Lo dice Alessandro Anello, commissario provinciale della Lega Palermo e consigliere comunale, in merito alle dichiarazioni del primo cittadino di Palermo che in una lettera inviata al presidente del Consiglio Giuseppe Conte e al presidente della Regione Nello Musumeci ha parlato di “strage annunciata”.

“Al termine del comitato provinciale per l’ordine e la sicurezza del 22 ottobre scorso – continua Anello – Orlando ha firmato un provvedimento per fronteggiare l’emergenza epidemiologica da Covid-19, alla luce di quanto stabilito nel corso di vari incontri coordinati dalla Prefettura e con la partecipazione anche l’Asp, che fino al 13 novembre stabilisce il divieto di stazionamento per le persone, dalle ore 21 e fino alle ore 5 del giorno successivo esclusivamente nelle giornate di venerdì, sabato e domenica, in una vasta area del centro cittadino: nel quartiere Tribunali Castellammare, nel quartiere Palazzo reale Monte di Pietà e in zona Politeama Libertà. È chiaro – continua l’esponente della Lega – che vanno condannati gli assembramenti scriteriati come quelli documentati in zona Ballarò, in via Maqueda, oltre che al Foro Italico e a Mondello, ma è altrettanto chiaro che ogni provvedimento restrittivo ha bisogno di una macchina efficace di controlli per essere efficace.

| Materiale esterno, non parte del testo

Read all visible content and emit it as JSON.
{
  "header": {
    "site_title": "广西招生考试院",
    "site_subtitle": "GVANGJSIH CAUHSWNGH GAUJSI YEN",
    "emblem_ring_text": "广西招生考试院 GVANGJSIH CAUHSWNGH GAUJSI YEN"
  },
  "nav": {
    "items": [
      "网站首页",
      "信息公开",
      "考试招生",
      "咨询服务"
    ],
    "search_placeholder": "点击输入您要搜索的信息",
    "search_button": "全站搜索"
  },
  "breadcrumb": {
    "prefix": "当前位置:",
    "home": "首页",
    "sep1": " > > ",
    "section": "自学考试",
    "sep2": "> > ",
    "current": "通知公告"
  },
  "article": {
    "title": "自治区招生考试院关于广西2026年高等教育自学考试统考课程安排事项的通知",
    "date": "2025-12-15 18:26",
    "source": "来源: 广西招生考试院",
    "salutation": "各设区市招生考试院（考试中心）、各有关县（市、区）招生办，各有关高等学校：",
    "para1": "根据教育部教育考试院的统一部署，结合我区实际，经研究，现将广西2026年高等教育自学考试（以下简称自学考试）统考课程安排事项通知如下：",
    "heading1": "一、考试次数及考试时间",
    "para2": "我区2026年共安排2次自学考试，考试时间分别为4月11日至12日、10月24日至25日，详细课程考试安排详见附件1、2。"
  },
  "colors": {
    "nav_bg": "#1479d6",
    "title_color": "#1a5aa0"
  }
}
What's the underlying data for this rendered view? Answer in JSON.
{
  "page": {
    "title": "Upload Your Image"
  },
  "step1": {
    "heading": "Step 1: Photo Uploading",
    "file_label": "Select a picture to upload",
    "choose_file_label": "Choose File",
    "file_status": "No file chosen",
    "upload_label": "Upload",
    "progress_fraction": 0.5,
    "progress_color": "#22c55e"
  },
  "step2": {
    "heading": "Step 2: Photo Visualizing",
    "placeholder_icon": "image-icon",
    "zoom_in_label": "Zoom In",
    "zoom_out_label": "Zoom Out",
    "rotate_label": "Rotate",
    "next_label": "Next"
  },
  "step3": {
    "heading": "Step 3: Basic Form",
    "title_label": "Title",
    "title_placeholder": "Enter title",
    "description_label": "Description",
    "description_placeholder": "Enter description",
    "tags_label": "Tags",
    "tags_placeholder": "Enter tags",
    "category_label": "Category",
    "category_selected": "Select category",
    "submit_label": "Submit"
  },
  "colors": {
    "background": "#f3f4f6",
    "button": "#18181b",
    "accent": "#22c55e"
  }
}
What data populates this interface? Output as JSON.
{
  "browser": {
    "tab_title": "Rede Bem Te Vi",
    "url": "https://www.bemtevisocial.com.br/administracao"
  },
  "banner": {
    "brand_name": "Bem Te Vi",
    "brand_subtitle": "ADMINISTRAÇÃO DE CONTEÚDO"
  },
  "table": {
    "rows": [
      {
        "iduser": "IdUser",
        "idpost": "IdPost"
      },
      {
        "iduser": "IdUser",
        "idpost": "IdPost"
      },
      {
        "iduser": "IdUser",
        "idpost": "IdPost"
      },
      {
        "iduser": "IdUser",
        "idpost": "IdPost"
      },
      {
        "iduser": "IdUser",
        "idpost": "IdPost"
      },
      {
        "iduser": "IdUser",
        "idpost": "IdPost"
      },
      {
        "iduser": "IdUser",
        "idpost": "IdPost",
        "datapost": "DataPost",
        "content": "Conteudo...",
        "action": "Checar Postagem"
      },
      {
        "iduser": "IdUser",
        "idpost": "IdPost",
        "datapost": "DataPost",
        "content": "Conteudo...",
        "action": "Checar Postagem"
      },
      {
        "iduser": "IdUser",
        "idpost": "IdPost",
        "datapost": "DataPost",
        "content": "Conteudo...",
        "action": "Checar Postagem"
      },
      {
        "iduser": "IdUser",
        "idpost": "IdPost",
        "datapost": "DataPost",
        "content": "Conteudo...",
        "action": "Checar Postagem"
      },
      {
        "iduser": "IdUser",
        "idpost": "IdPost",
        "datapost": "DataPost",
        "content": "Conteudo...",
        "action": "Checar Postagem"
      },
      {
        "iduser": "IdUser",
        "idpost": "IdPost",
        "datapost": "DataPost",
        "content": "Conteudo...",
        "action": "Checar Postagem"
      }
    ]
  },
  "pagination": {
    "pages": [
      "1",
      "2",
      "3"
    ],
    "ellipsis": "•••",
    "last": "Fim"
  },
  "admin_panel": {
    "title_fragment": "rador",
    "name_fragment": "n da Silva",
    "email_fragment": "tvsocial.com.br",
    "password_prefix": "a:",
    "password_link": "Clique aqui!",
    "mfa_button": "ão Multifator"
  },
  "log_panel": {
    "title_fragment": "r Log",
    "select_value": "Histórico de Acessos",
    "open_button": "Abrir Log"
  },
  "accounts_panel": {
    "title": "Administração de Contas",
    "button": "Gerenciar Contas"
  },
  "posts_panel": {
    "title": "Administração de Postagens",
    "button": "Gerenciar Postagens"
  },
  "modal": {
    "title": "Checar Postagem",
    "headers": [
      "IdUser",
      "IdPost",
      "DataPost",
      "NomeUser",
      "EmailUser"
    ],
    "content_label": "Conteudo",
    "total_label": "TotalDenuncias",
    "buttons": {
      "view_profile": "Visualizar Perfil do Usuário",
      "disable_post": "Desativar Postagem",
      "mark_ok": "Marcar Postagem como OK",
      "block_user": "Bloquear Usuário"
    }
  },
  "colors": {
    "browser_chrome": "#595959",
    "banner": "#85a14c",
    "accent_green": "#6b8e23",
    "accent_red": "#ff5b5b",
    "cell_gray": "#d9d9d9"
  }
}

Se Orlando non ha gli strumenti per vigilare le strade con la polizia municipale sull’applicazione delle sue ordinanze lo dica chiaramente invece di spostare l’attenzione sugli ospedali con dichiarazioni avventate, prontamente smentite dai diretti interessati, nelle quali insinua il dubbio che nei pronto soccorso mancherebbe l’ossigeno e che nei reparti – conclude Anello – si sarebbe cominciato a scegliere quali pazienti provare a salvare e quali no prefigurando, sempre secondo il sindaco di Palermo, scenari apocalittici da medicina di guerra”.